Lagarosiphon be gone

An underwater invader recently brought key agencies and organisations including Land Information New Zealand, NIWA, Otago Regional Council, Boffa Miskell, Department of Conservation, Ministry for Primary Industries, Fish and Game and Lake Guardians, together in Wanaka. 

Combatting and controlling the aquatic weed lagarosiphon was the day’s focus.

Photo: The Hon Eugenie Sage, Associate Minister for the Environment presenting at the Lake Weed Forum in Wanaka via video link.

Lagarosiphon and other invasive weeds have had a devastating impact on our lakes and how we can use them. These weeds are primarily spread by human activities, such as accidental transfer through boating and fishing gear contaminated with plant fragments. Pieces of plant as small as 1 cm have the potential to start a new infestation. Lagarosiphon has been managed in Lake Wanaka since 1974 to help protect the lake and other pristine and iconic lakes in the Otago region.

The Regional Lake-Weed Forum 2020 explored the history of lagarosiphon in Otago and looked at how it is being managed and controlled. Two visiting scientists from the USA gave talks providing an international perspective on aquatic weed.

In the afternoon, members of the forum were the first to view the winning video entries from the Lake Invaders School Video Competition. The competition was for Year 7-13 students in the Queenstown Lakes and Central Otago Districts region, provided students with an opportunity to share their connections with their lakes and how lagarosiphon and other freshwater pests are having an impact on them. The winning entries can be viewed on NIWA’s website.

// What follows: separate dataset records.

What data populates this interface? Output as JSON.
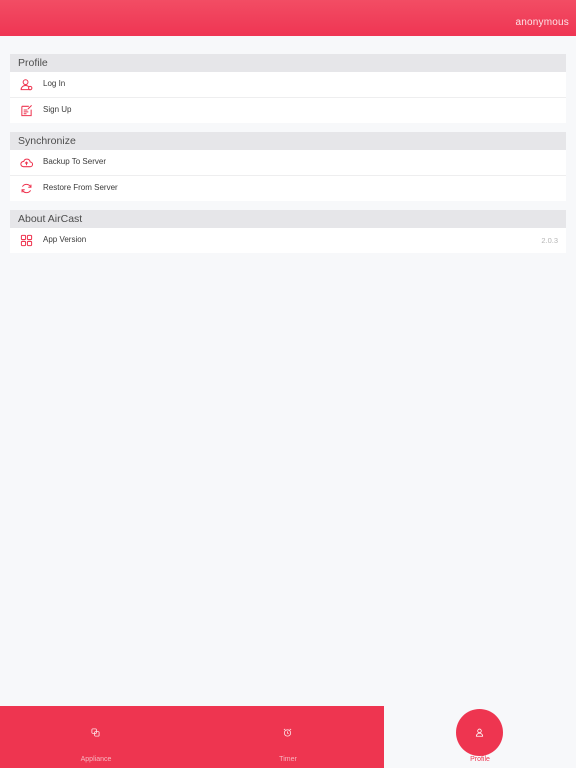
{
  "header": {
    "username": "anonymous",
    "accent_color": "#ef3553"
  },
  "sections": [
    {
      "title": "Profile",
      "items": [
        {
          "label": "Log In",
          "icon": "user-login-icon"
        },
        {
          "label": "Sign Up",
          "icon": "signup-form-icon"
        }
      ]
    },
    {
      "title": "Synchronize",
      "items": [
        {
          "label": "Backup To Server",
          "icon": "cloud-upload-icon"
        },
        {
          "label": "Restore From Server",
          "icon": "refresh-icon"
        }
      ]
    },
    {
      "title": "About AirCast",
      "items": [
        {
          "label": "App Version",
          "value": "2.0.3",
          "icon": "apps-grid-icon"
        }
      ]
    }
  ],
  "tabbar": {
    "tabs": [
      {
        "label": "Appliance",
        "icon": "appliance-icon"
      },
      {
        "label": "Timer",
        "icon": "alarm-clock-icon"
      },
      {
        "label": "Profile",
        "icon": "profile-icon",
        "selected": true
      }
    ]
  }
}
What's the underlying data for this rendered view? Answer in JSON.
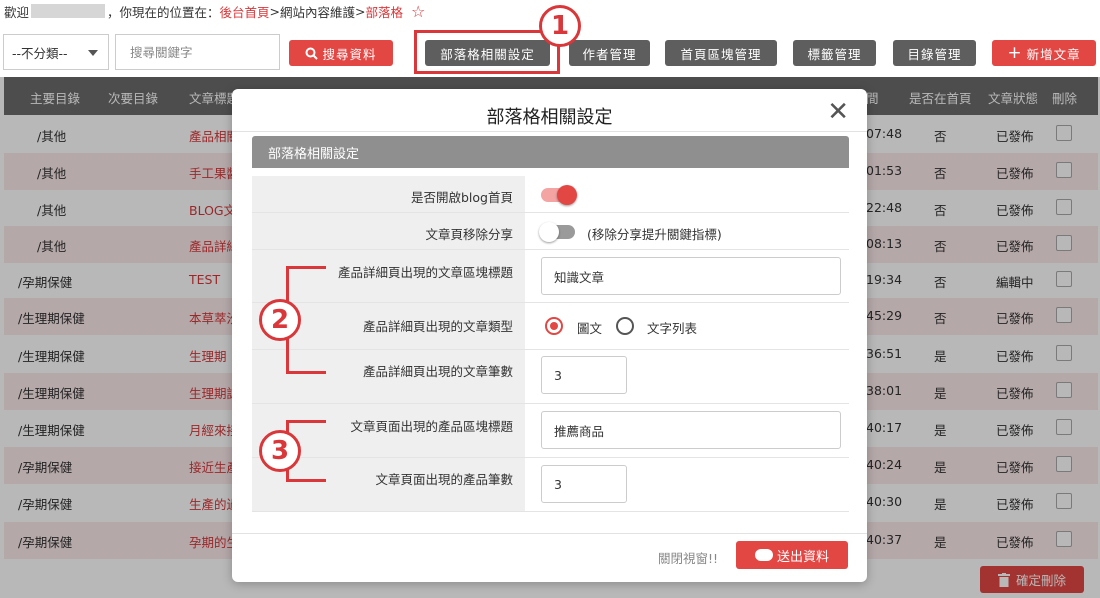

The response to the forum was extremely positive, with participants saying it was a great opportunity not only to get up to speed with the latest research and tools for managing the spread of the invasive species, but also connect with others who are fighting the problem on the ground to share ideas and experiences. 

Paul Champion, Principal Scientist Freshwater Ecology - Aquatic Plants at NIWA, says the forum showcased NIWA’s research and strategic approaches to the management of invasive species, which will in turn support those managing the lakes. It was also a valuable opportunity to get feedback on future research needs.

“For us, being able to understand the key issues directly from those who are dealing with the threat day in and day out, is critically important in informing the direction we take from a science and research perspective,” he says.

NIWA works closely with LINZ, who is actively combating lagarosiphon in Otago waterbodies as part of their biosecurity programme for crown land (including many lakes and riverbeds). A Memorandum of Understanding was announced at the conclusion of the forum to formalise the ongoing relationship between NIWA and LINZ.